Luxembourg, 22/03/2006 (Agence Europe) - Dans un long entretien accordé à la revue fiscale anglaise Tax Business (numéro de mars-avril), trois avocats généraux de la Cour de justice européenne, Luís Miguel Poiares Maduro, Juliane Kokott et Eleanor Sharpston, commentent l'arrêt « Marks & Spencer » mais aussi l'harmonisation fiscale dans l'UE, l'évasion fiscale, l'antagonisme entre l'intérêt des Etats membres et celui des contribuables, etc.. Ils donnent aussi un aperçu de leur manière de travailler dans toutes les affaires qui leur sont confiées, fiscales ou non. Un travail perçu soit comme un travail collectif, soit un exercice solitaire.
Luís Miguel Poiares Maduro, présenté, pour ce qui est de la fiscalité, comme « le membre le plus influent de la Cour de justice européenne », explique: « De nombreuses interprétations ont été faites par des gens qui sont directement intéressés à l'affaire » (Marks & Spencer). « Je n'ai jamais fait l'objet de pressions ». « Bien sûr, nous ne vivons pas en vase clos. Nous lisons les journaux. Il ne serait pas juste de dire que nous décidons (les conclusions) sans aucune notion (de ces conséquences), et ce ne serait pas correct, Je suis une personne, pas un robot et il y a toujours une marge d'appréciation personnelle », estime Luís Miguel Poiares Maduro.
Juliane Kokott enchaîne: « Nous interprétons la loi dans le contexte (de l'économie). Je pense que vous devez toujours avoir à l'esprit les conséquences de votre décision, qu'elles soient économiques ou autres ». Quant à Eleanor Sharpston, elle dit: « Je suis consciente que ce que je dis va opérer dans le monde réel et que cela va avoir un impact ».
Eleanor Sharpston est la première, ensuite, à expliquer sa manière de travailler: « Vous commencez par discuter les problèmes, vous voyez les points qui accrochent ». « Vous pensez aux questions que vous voulez poser aux parties à l'audience ». « A ce stade, le juge rapporteur et vous avez un certain nombre de discussions au sujet de l'affaire » (…).

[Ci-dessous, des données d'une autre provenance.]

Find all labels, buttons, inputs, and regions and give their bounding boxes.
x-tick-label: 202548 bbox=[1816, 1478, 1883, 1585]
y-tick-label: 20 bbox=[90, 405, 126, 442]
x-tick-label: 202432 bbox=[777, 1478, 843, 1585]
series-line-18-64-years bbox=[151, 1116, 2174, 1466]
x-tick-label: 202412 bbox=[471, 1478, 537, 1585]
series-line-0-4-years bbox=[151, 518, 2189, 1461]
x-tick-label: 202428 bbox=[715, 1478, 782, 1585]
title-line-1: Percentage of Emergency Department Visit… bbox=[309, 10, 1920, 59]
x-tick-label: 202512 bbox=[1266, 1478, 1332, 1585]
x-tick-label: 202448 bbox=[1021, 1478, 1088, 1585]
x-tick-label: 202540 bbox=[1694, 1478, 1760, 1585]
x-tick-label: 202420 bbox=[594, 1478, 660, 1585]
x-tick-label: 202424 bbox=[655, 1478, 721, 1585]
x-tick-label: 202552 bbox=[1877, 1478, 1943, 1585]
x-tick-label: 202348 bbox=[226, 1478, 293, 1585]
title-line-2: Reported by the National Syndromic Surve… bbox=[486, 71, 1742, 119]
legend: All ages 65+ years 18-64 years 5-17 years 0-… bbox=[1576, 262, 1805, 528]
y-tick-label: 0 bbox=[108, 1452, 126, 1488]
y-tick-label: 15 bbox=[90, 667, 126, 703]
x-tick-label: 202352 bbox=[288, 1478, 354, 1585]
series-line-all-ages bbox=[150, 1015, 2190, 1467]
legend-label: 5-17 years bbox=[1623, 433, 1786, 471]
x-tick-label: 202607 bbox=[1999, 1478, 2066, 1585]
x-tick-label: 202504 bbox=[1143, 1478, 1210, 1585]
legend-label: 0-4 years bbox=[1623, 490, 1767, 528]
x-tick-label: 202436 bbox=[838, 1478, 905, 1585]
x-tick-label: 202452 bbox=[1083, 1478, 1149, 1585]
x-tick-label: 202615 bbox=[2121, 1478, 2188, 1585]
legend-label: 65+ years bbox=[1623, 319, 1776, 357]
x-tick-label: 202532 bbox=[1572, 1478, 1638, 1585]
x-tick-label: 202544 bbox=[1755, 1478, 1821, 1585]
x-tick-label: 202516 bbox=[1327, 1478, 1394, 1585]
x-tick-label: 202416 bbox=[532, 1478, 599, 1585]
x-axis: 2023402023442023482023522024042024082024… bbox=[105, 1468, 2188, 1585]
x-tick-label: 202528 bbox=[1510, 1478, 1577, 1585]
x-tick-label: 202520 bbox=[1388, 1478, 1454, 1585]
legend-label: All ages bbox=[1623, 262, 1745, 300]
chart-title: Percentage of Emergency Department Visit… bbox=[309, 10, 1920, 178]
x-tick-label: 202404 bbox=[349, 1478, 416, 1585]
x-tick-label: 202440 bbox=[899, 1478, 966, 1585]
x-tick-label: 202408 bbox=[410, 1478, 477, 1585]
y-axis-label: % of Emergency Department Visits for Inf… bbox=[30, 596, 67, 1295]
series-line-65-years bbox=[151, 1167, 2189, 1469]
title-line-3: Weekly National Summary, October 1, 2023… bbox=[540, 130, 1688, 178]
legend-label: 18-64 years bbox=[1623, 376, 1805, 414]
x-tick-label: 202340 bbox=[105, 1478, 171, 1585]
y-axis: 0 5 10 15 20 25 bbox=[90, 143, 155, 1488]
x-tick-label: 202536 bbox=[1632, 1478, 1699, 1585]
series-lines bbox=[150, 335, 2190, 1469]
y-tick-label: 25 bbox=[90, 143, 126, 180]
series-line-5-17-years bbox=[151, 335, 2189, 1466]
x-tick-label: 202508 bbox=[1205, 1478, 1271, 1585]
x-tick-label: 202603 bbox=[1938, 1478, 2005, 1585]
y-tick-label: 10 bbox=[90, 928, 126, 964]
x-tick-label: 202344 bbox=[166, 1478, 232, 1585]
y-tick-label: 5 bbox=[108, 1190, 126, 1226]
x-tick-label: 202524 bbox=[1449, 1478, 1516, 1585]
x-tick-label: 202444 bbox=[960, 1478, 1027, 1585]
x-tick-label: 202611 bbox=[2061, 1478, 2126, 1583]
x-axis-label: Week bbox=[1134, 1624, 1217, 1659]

Le premier projet de conclusions « retourne chez le juge qui traitera à la fois de ce qui est laissé en suspens et commencera à critiquer ce que j'ai écrit (…). Lorsque le juge et moi avons fini avec les conclusions, nous les faisons circuler (...) et nous disons aux trois autres juges: « veuillez lire ceci comme si c'était la première fois » (...). Vous regardez à nouveau et vous vous dites: « c'est vrai, ce n'est pas clair… » ».
Luís Miguel Poiares Maduro explique: « J'ai des juristes extrêmement compétents qui travaillent avec moi et avec qui je discute tous les problèmes juridiques. Dans mon cabinet, nous avons une manière de travailler très collective ».

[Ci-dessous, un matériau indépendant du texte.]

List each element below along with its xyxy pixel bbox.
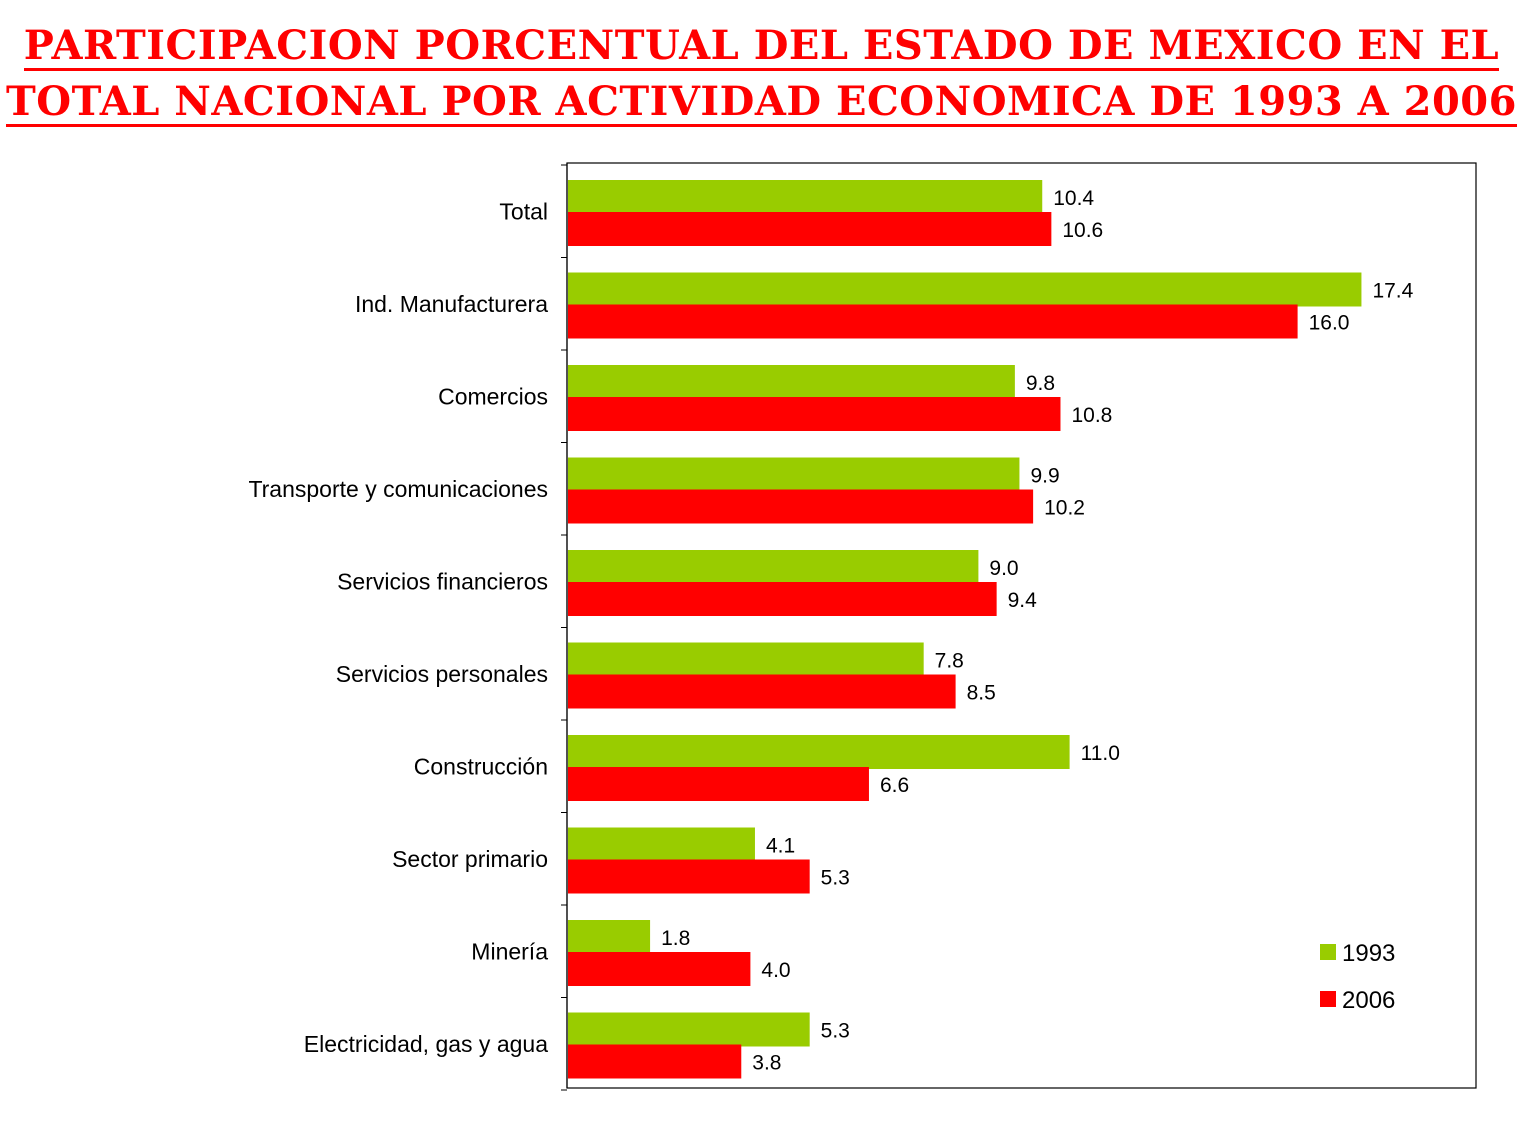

L'auteur de l'article résume ainsi les propos de Juliane Kokott, jugée plus réservée: « Elle pense que d'une certaine manière il est plus facile de produire seule des conclusions que de faire partie d'un processus de décision collectif du jugement final ».
Sur son site internet, la Cour de justice européenne donne d'un avocat général la définition suivante: « Les avocats généraux assistent la Cour et l'aident à accomplir sa mission. Ils sont chargés de présenter publiquement, en toute impartialité et en toute indépendance, des conclusions dans toute affaire sauf décision contraire de la Cour lorsque l'affaire ne soulève aucune question de droit nouvelle ».